Don’t get me wrong – snapshots are great, and I love looking back on places I’ve been, relatives, holidays, etc. We all take shots of our friends at parties, concerts we go to, quirky things we see on the street, etc. These all have their place in recording our lives.
Snapshots record an image – but it’s usually a story that’s intensely personal to you (your grandmother who passed away last year, the kids in your 8th grade class that you never see nowadays, etc.). If you’re showing someone else a snapshot, you have to explain it. I still take my fair share of snapshots, but I’m more focused (pardon the pun) on true photography these days and less on just snapshots.
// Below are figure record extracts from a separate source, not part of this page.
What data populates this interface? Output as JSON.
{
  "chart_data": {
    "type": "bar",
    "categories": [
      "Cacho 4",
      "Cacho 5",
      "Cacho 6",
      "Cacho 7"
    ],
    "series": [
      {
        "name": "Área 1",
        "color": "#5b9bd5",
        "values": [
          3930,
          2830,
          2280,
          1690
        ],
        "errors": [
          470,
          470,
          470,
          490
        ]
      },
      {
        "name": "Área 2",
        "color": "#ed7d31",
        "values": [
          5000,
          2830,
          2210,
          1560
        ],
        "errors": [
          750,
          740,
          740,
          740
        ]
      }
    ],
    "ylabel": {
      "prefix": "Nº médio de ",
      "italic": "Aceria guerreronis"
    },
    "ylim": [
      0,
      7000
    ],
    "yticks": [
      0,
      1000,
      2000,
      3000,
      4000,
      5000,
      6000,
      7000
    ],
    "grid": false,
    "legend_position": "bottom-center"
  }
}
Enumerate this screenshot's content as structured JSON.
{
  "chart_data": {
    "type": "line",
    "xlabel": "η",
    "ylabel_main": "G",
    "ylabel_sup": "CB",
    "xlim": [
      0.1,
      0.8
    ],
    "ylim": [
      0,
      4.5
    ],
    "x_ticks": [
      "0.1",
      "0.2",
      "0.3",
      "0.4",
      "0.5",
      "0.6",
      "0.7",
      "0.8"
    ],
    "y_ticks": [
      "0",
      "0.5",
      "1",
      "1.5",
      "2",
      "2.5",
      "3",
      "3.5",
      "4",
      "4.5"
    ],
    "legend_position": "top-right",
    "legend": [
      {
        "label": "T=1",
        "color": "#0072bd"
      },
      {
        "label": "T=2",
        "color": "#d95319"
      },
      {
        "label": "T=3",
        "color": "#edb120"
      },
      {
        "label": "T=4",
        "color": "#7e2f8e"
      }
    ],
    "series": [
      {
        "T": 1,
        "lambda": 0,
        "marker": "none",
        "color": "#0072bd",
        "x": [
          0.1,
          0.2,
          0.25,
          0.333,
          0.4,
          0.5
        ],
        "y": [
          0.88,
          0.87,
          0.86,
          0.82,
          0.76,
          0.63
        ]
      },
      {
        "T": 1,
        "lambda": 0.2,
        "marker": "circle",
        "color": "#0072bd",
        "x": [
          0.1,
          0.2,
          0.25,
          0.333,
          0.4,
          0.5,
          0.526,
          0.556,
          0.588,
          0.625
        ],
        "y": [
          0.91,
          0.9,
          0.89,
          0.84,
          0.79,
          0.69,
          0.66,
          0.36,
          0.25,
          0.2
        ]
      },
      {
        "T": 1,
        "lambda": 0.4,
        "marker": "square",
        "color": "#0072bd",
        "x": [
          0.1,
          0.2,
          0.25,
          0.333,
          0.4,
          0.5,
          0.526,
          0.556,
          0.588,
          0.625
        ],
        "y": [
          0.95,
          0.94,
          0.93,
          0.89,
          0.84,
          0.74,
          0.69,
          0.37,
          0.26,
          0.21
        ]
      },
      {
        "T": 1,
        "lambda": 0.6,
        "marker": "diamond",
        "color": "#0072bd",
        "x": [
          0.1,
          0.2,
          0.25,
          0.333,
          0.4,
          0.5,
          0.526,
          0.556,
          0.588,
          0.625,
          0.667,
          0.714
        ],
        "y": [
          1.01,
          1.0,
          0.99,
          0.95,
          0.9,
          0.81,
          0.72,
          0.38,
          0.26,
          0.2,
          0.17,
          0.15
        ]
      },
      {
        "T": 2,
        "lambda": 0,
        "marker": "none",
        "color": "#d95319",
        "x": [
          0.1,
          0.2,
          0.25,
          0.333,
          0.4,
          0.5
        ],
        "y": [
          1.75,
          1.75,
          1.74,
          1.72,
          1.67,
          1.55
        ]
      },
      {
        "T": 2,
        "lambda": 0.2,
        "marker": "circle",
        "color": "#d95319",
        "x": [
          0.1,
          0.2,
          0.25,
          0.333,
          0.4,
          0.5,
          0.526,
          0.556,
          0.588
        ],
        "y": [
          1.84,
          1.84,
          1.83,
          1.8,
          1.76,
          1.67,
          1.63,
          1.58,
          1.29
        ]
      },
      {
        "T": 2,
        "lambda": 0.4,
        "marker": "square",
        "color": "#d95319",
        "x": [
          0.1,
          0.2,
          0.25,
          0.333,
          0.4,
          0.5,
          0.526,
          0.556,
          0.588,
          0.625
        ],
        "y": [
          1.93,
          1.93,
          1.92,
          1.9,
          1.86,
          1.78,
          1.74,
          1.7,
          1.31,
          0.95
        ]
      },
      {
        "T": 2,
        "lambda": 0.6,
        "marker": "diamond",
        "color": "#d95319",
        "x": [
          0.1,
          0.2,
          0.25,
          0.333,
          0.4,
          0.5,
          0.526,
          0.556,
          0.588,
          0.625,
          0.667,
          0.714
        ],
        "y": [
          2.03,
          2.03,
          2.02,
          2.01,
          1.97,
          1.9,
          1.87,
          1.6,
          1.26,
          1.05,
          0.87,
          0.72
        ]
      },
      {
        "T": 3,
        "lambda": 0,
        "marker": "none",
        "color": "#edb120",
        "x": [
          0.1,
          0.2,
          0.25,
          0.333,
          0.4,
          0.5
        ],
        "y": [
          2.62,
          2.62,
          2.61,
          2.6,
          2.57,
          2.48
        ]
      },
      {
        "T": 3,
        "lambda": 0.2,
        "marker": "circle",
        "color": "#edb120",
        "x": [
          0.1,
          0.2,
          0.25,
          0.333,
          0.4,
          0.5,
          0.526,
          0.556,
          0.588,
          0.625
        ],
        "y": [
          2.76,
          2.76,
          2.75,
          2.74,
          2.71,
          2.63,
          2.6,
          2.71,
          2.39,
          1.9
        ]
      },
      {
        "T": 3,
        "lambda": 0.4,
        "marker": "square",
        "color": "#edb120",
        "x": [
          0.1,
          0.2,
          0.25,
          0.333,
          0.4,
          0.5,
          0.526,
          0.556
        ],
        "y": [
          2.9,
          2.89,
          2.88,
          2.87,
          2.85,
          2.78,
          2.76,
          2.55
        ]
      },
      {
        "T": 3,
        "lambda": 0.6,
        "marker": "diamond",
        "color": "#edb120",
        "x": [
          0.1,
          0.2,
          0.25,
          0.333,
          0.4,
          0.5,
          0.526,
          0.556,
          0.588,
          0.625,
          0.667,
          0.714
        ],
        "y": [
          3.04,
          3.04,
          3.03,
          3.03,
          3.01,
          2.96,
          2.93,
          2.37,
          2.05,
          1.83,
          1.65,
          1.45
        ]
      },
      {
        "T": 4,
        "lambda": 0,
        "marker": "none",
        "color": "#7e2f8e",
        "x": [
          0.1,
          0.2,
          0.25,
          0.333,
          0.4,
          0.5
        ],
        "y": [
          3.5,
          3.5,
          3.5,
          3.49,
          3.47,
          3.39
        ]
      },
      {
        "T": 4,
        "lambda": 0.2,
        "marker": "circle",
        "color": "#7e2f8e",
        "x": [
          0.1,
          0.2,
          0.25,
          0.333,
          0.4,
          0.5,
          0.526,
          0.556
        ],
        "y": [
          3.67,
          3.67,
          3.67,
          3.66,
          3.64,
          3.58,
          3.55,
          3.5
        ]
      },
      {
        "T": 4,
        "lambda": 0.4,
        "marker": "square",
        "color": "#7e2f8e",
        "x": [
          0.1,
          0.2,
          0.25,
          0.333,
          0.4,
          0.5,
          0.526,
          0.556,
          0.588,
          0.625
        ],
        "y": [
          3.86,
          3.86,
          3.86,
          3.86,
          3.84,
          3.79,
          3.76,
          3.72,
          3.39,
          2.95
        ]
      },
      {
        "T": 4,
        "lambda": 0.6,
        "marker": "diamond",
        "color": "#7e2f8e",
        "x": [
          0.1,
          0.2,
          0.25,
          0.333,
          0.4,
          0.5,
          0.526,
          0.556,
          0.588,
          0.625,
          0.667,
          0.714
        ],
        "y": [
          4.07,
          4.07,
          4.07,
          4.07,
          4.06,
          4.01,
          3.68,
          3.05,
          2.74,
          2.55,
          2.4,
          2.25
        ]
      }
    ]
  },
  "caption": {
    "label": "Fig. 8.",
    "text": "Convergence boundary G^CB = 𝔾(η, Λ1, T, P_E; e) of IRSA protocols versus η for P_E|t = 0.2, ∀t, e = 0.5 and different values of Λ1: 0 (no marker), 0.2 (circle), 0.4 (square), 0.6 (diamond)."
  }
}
Photography is different – true photography tells its own story. Maybe the story has a slightly different meaning to each person that views it, but there’s something essential there that is instantly accessible to everyone. Photographer Elliott Erwitt said, “The whole point of taking pictures is so that you don’t have to explain things with words.” Ansel Adams said “There are always two people in every picture: the photographer and the viewer.”
Your viewer may come away “reading” a different story from a photograph than you’d intended. That’s OK. Our experiences inform how we interpret life and art. What matters is that the photograph means something to you, and that it conveys a story to your viewers. Something you don’t necessarily have to explain.
There’s lots more to say about this, and I’ll cover it in future blogs. And I truly hope you enjoy my attempt to create beautiful photographs that you’ll see on this site.